Confinement Inertiel dans des Cavités de Grande Taille

SL-DRF-18-0218

Domaine de recherche : Energie, thermique, combustion, écoulements
Laboratoire d'accueil :

Service des Basses Températures (SBT)

Laboratoire Cryogénie Fusion (LCF)

Grenoble

Contact :

Jérome DUPLAT

Date souhaitée pour le début de la thèse : 01-09-2017

Contact :

Jérome DUPLAT

Université Grenoble Alpes - DRF/INAC/SBT/LCF

04 38 78 64 89

Directeur de thèse :

Jérome DUPLAT

Université Grenoble Alpes - DRF/INAC/SBT/LCF

04 38 78 64 89

Dans le cadre de l'utilisation du confinement inertiel pour produire les conditions de la fusion nucléaire, nous proposons d’étudier la dynamique de bulles sphériques de grande taille (centimétriques). On s’intéresse en particulier au cas où une cavité est placée en forte dépression au sein d’un liquide. On observe alors que la bulle s’effondre sur elle même, avec une très grande violence. Pour une cavité non vide, les éléments piégés sont très fortement comprimés. L’interface et l’ensemble du liquide ralentit, et son énergie (cinétique) est transférée au milieu composant la cavité.

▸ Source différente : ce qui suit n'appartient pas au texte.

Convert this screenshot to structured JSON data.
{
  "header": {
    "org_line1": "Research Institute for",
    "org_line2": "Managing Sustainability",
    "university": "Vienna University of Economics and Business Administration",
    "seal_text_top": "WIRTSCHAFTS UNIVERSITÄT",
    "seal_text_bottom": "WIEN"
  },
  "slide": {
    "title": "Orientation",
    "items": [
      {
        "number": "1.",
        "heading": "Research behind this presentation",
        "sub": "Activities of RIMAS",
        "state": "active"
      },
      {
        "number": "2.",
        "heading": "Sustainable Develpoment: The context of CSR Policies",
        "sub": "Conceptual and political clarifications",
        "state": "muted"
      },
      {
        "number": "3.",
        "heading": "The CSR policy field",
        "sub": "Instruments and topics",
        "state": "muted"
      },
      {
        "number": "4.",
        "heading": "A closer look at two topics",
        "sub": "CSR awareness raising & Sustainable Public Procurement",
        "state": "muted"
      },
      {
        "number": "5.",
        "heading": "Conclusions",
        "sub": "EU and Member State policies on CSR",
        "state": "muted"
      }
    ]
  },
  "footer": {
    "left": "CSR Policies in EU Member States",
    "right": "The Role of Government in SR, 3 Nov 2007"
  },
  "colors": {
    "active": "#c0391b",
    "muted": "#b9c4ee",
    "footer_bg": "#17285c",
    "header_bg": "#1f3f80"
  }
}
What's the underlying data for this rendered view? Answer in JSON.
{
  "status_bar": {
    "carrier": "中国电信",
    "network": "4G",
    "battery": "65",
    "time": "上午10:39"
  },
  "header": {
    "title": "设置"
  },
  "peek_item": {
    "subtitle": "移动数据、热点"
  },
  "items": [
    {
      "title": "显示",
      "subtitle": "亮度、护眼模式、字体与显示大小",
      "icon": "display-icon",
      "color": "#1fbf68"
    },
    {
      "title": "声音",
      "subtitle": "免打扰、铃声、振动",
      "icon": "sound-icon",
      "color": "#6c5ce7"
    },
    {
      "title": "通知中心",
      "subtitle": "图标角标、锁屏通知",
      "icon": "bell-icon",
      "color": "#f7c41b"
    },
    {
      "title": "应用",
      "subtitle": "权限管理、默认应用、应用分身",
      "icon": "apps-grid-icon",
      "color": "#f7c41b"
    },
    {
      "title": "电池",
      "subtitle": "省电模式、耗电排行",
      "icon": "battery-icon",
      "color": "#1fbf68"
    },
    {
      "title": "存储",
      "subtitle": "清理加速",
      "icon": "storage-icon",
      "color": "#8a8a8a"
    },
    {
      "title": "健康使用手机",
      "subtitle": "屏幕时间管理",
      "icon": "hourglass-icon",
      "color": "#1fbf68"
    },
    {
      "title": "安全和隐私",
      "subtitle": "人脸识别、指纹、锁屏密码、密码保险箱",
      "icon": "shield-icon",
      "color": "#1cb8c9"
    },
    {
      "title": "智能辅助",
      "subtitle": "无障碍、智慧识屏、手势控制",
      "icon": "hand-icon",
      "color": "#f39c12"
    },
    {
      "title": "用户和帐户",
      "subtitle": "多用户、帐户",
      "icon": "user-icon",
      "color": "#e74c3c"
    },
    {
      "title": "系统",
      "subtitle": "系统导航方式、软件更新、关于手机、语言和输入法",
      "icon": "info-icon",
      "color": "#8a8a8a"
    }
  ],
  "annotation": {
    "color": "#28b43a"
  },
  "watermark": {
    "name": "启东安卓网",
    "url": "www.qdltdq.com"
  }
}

C’est le principe du confinement inertiel, exploité pour la réalisation des conditions thermodynamiques de la fusion nucléaire (projets Laser Méga Joule, National Ignition Facility), et à l’origine du phénomène de sonoluminescence.



Nous proposons de réaliser des expériences similaires, à grande échelle spatiale (quelques centimètres) et grande échelle temporelle (de l’ordre de la milliseconde), ce qui autorise une observation détaillée (notamment par imagerie rapide) des phénomènes hydrodynamiques intervenant dans le processus.



Grâce à l'application d'un champ magnétique, il est possible de compenser l'effet des forces de gravité dans l'oxygène liquide. Il est donc possible de créer une bulle au sein de ce liquide, qui soit sphérique et de grande taille initialement.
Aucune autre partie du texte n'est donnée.